I sometimes wonder if our dog Otis is enjoying his life. He certainly seems a bit repentant for a dog, which might be explained by the Catholic atmosphere on my father’s toy farm, where he was born in the stable. (The scene was three wise men short of a Nativity.) I liked Otis on sight, and always imagined he was built for life in the London fast lane, where dogs sometimes enjoy lives of unparalleled glamour and adventure. But Otis is not like other London dogs: He stares at the wall, he’s frightened of the rubbish collectors, and he tends to mope around the garden like a teenager who has read too much Kierkegaard. I think our dog has issues, and I’m wondering, not for the first time, if the Americans have invented dog-Prozac yet.

This morning, Otis was outside barking at a blade of grass when the telephone rang. It was an Australian newspaper journalist calling to interview me about my new novel. “The critics down under are loving Personality,” said the woman cheerily. “Are you coming to see us?”

“Yes,” I said. “In two weeks. I’m reading in Melbourne and Sydney.”

“Smashing,” she said. Then her Australian-ness kicked in to a quite wonderful degree. “Yeh. But they’re only being nice to the book because your last one was short-listed for the Booker Prize.”


“Oh yeh. And because you’ve written about modern celebrity, right? Everybody’s interested in American Idol. That’s the only reason they’re talking about your book.” She cackled into the phone and puffed some Australian cheroot. “You were one of Granta’s Best of Young British Writers, yeh?”

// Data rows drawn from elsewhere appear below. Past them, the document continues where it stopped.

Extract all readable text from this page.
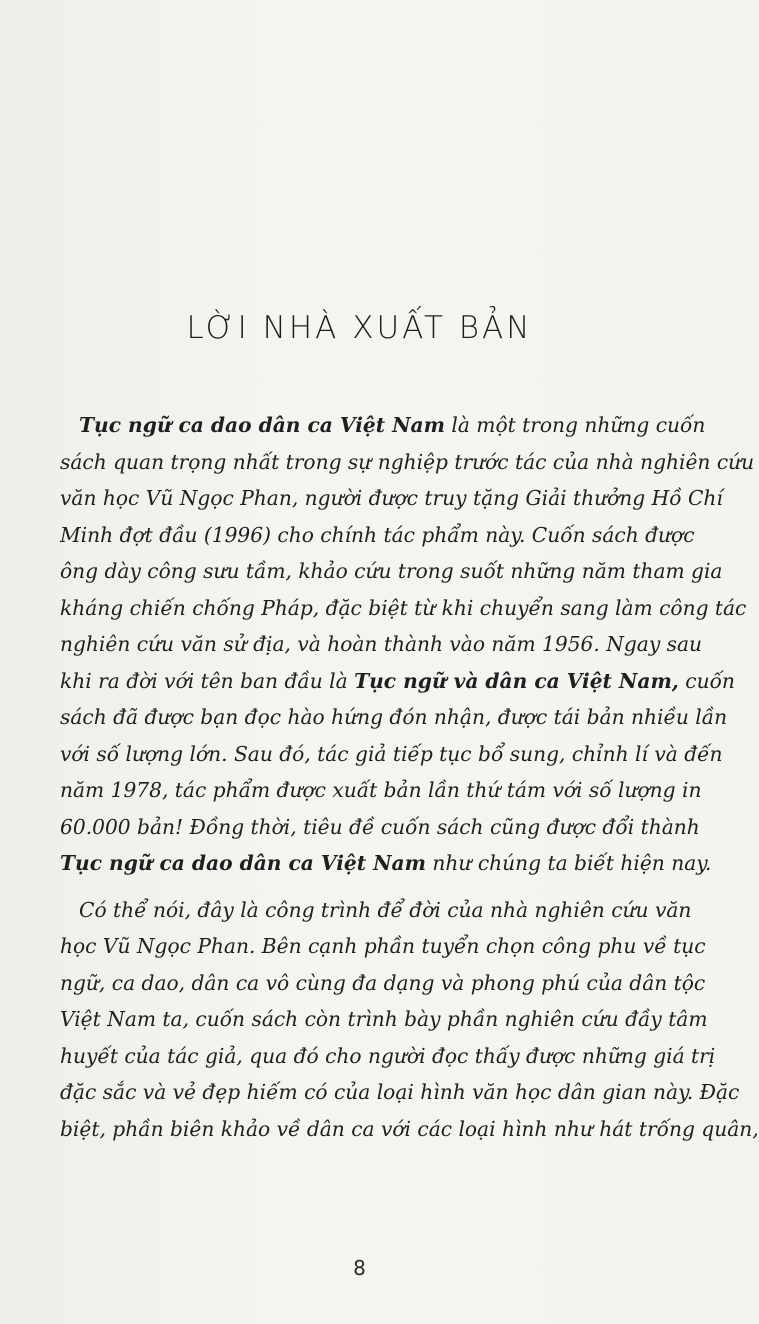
LỜI NHÀ XUẤT BẢN
Tục ngữ ca dao dân ca Việt Nam là một trong những cuốn
sách quan trọng nhất trong sự nghiệp trước tác của nhà nghiên cứu
văn học Vũ Ngọc Phan, người được truy tặng Giải thưởng Hồ Chí
Minh đợt đầu (1996) cho chính tác phẩm này. Cuốn sách được
ông dày công sưu tầm, khảo cứu trong suốt những năm tham gia
kháng chiến chống Pháp, đặc biệt từ khi chuyển sang làm công tác
nghiên cứu văn sử địa, và hoàn thành vào năm 1956. Ngay sau
khi ra đời với tên ban đầu là Tục ngữ và dân ca Việt Nam, cuốn
sách đã được bạn đọc hào hứng đón nhận, được tái bản nhiều lần
với số lượng lớn. Sau đó, tác giả tiếp tục bổ sung, chỉnh lí và đến
năm 1978, tác phẩm được xuất bản lần thứ tám với số lượng in
60.000 bản! Đồng thời, tiêu đề cuốn sách cũng được đổi thành
Tục ngữ ca dao dân ca Việt Nam như chúng ta biết hiện nay.
Có thể nói, đây là công trình để đời của nhà nghiên cứu văn
học Vũ Ngọc Phan. Bên cạnh phần tuyển chọn công phu về tục
ngữ, ca dao, dân ca vô cùng đa dạng và phong phú của dân tộc
Việt Nam ta, cuốn sách còn trình bày phần nghiên cứu đầy tâm
huyết của tác giả, qua đó cho người đọc thấy được những giá trị
đặc sắc và vẻ đẹp hiếm có của loại hình văn học dân gian này. Đặc
biệt, phần biên khảo về dân ca với các loại hình như hát trống quân,
8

“I was pleased to be inclu …”

“Yeh, well. It’s every decade, right? The list is nowhere near as good as it was 10 years ago. Not a chance. It’s no way as good as that. And the one before that was even better. There isn’t much good stuff around just now.”

And so it went. I’ve noticed this before: Many arts journalists hate the arts, or at least they allow a suspicion to percolate inside their minds about the terrible uselessness of the arts in the great world order. Maybe this comes from having to spend too many sad mornings in conference with editors who wish they’d just shut up. In any event, the interview seemed to go well, and after a while the woman began to tell me she was gripped by the story and felt that it was really the story of her own childhood.

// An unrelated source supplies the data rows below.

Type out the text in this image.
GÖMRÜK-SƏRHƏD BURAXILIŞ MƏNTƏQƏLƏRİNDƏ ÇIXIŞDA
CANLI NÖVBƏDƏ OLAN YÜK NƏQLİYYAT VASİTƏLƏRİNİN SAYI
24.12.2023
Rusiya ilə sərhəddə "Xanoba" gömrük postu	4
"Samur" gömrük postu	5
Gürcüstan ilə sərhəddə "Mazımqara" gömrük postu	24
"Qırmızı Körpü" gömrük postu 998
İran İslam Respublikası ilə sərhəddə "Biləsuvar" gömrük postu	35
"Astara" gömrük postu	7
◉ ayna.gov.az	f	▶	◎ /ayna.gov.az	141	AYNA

Here’s another theory: Most arts journalists assigned to write about books nowadays only get excited when there’s some extra-literary matter to get their motor going. The greatest of these incitements to interest is The Movie Deal. “The rumor is you’ve already sold the film rights,” said Ms. Australia.

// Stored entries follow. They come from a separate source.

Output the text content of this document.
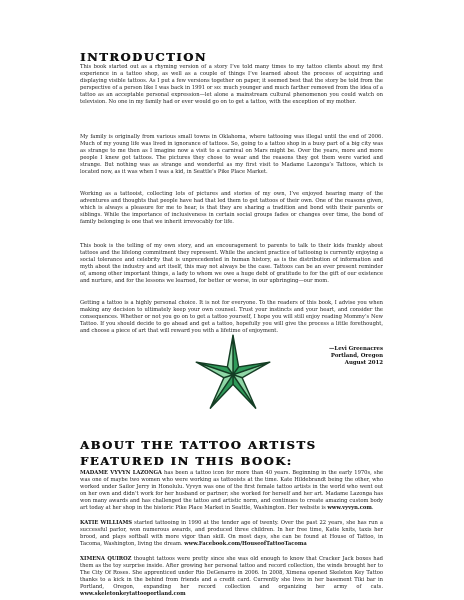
INTRODUCTION

This book started out as a rhyming version of a story I’ve told many times to my tattoo clients about my first experience in a tattoo shop, as well as a couple of things I’ve learned about the process of acquiring and displaying visible tattoos. As I put a few versions together on paper, it seemed best that the story be told from the perspective of a person like I was back in 1991 or so: much younger and much farther removed from the idea of a tattoo as an acceptable personal expression—let alone a mainstream cultural phenomenon you could watch on television. No one in my family had or ever would go on to get a tattoo, with the exception of my mother.

My family is originally from various small towns in Oklahoma, where tattooing was illegal until the end of 2006. Much of my young life was lived in ignorance of tattoos. So, going to a tattoo shop in a busy part of a big city was as strange to me then as I imagine now a visit to a carnival on Mars might be. Over the years, more and more people I knew got tattoos. The pictures they chose to wear and the reasons they got them were varied and strange. But nothing was as strange and wonderful as my first visit to Madame Lazonga’s Tattoos, which is located now, as it was when I was a kid, in Seattle’s Pike Place Market.

Working as a tattooist, collecting lots of pictures and stories of my own, I’ve enjoyed hearing many of the adventures and thoughts that people have had that led them to get tattoos of their own. One of the reasons given, which is always a pleasure for me to hear, is that they are sharing a tradition and bond with their parents or siblings. While the importance of inclusiveness in certain social groups fades or changes over time, the bond of family belonging is one that we inherit irrevocably for life.

This book is the telling of my own story, and an encouragement to parents to talk to their kids frankly about tattoos and the lifelong commitment they represent. While the ancient practice of tattooing is currently enjoying a social tolerance and celebrity that is unprecedented in human history, as is the distribution of information and myth about the industry and art itself, this may not always be the case. Tattoos can be an ever present reminder of, among other important things, a lady to whom we owe a huge debt of gratitude to for the gift of our existence and nurture, and for the lessons we learned, for better or worse, in our upbringing—our mom.

Getting a tattoo is a highly personal choice. It is not for everyone. To the readers of this book, I advise you when making any decision to ultimately keep your own counsel. Trust your instincts and your heart, and consider the consequences. Whether or not you go on to get a tattoo yourself, I hope you will still enjoy reading Mommy’s New Tattoo. If you should decide to go ahead and get a tattoo, hopefully you will give the process a little forethought, and choose a piece of art that will reward you with a lifetime of enjoyment.

—Levi Greenacres
Portland, Oregon
August 2012
ABOUT THE TATTOO ARTISTS
FEATURED IN THIS BOOK:

MADAME VYVYN LAZONGA has been a tattoo icon for more than 40 years. Beginning in the early 1970s, she was one of maybe two women who were working as tattooists at the time. Kate Hildebrandt being the other, who worked under Sailor Jerry in Honolulu. Vyvyn was one of the first female tattoo artists in the world who went out on her own and didn’t work for her husband or partner; she worked for herself and her art. Madame Lazonga has won many awards and has challenged the tattoo and artistic norm, and continues to create amazing custom body art today at her shop in the historic Pike Place Market in Seattle, Washington. Her website is www.vyvyn.com.

KATIE WILLIAMS started tattooing in 1990 at the tender age of twenty. Over the past 22 years, she has run a successful parlor, won numerous awards, and produced three children. In her free time, Katie knits, taxis her brood, and plays softball with more vigor than skill. On most days, she can be found at House of Tattoo, in Tacoma, Washington, living the dream. www.Facebook.com/HouseofTattooTacoma

XIMENA QUIROZ thought tattoos were pretty since she was old enough to know that Cracker Jack boxes had them as the toy surprise inside. After growing her personal tattoo and record collection, the winds brought her to The City Of Roses. She apprenticed under Rio DeGenarro in 2006. In 2008, Ximena opened Skeleton Key Tattoo thanks to a kick in the behind from friends and a credit card. Currently she lives in her basement Tiki bar in Portland, Oregon, expanding her record collection and organizing her army of cats. www.skeletonkeytattooportland.com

“Yes,” I said, “but there’s a long way to go …”

“Whose gonna play the mother? I think it should be Emily Watson. No, wait a minute. Catherine Zeta-Jones.”

“Well, the producers are speaking to people …”

“They’re speaking to Catherine Zeta-Jones!”

Let’s pause for a second. Now, it seems to me that even the dumbest writers begin to hear a headline coming after a little experience, after one or two spirited engagements on the journalistic field of play. He or she begins to know that the next sentence to come out of his mouth (if he’s not careful) will be the headline.

“It’s really too early to say,” I dodged.

“Come on! It’s Catherine.”

“No it’s not,” I said. “I’m sure she’s not even seen the novel and has no immediate ambitions to play a neurotic Scottish chip-shop owner.”

I thought this would end it, but—you begin to see?—who the hell would talk to a writer about books when there’s a way out? The great number two of the can-we-get-this-off-the-literary-pages questions quickly follows: “Is your central character based on anybody real?”

British newspapers, it must be said, are obsessed with this sort of thing; they love and deplore the idea that nothing in contemporary fiction is actually invented. Americans are very cool about seeing the parameters of fiction and nonfiction as being rather fluid— thus Don DeLillo’s Libra, Joyce Carol Oates’ Blonde—but British culture is hysterical about who owns life’s materials and what you might call the ethics of creativity.

“I was inspired to write the novel by the story of a young singer who came to public attention in the 1970s, a little Scottish-Italian girl called Lena Zavaroni.”

“She died, right?”

“Yes. She disappeared into fame, then she died. Elements of her life, along with the lives of other people, affected what I set out to write. But my book is made of surprises.”

The journalist had a hook and was excited, I’m sure, that she wouldn’t have to write about language or form or tradition or any of the other guff that makes a novel a novel.

Liza and David in the Daily Mail
Liza and David in the Daily Mail

Meanwhile, Otis the dog was howling at a butterfly passing the study windows. I tried to cheer him up by showing him a stray copy of the Daily Mail, a British publication for people who don’t like people. Today, the Daily Mail carries a story about poor Liza Minnelli and that nice-looking husband of hers, David Gest. Turns out he wasn’t nice to her dog. “Otis,” I said. “He wasn’t nice to the dog, a little cairn terrier.”

Otis just shook his head and sat there. “Just who’s the sick one around here?” his eyes seemed to say.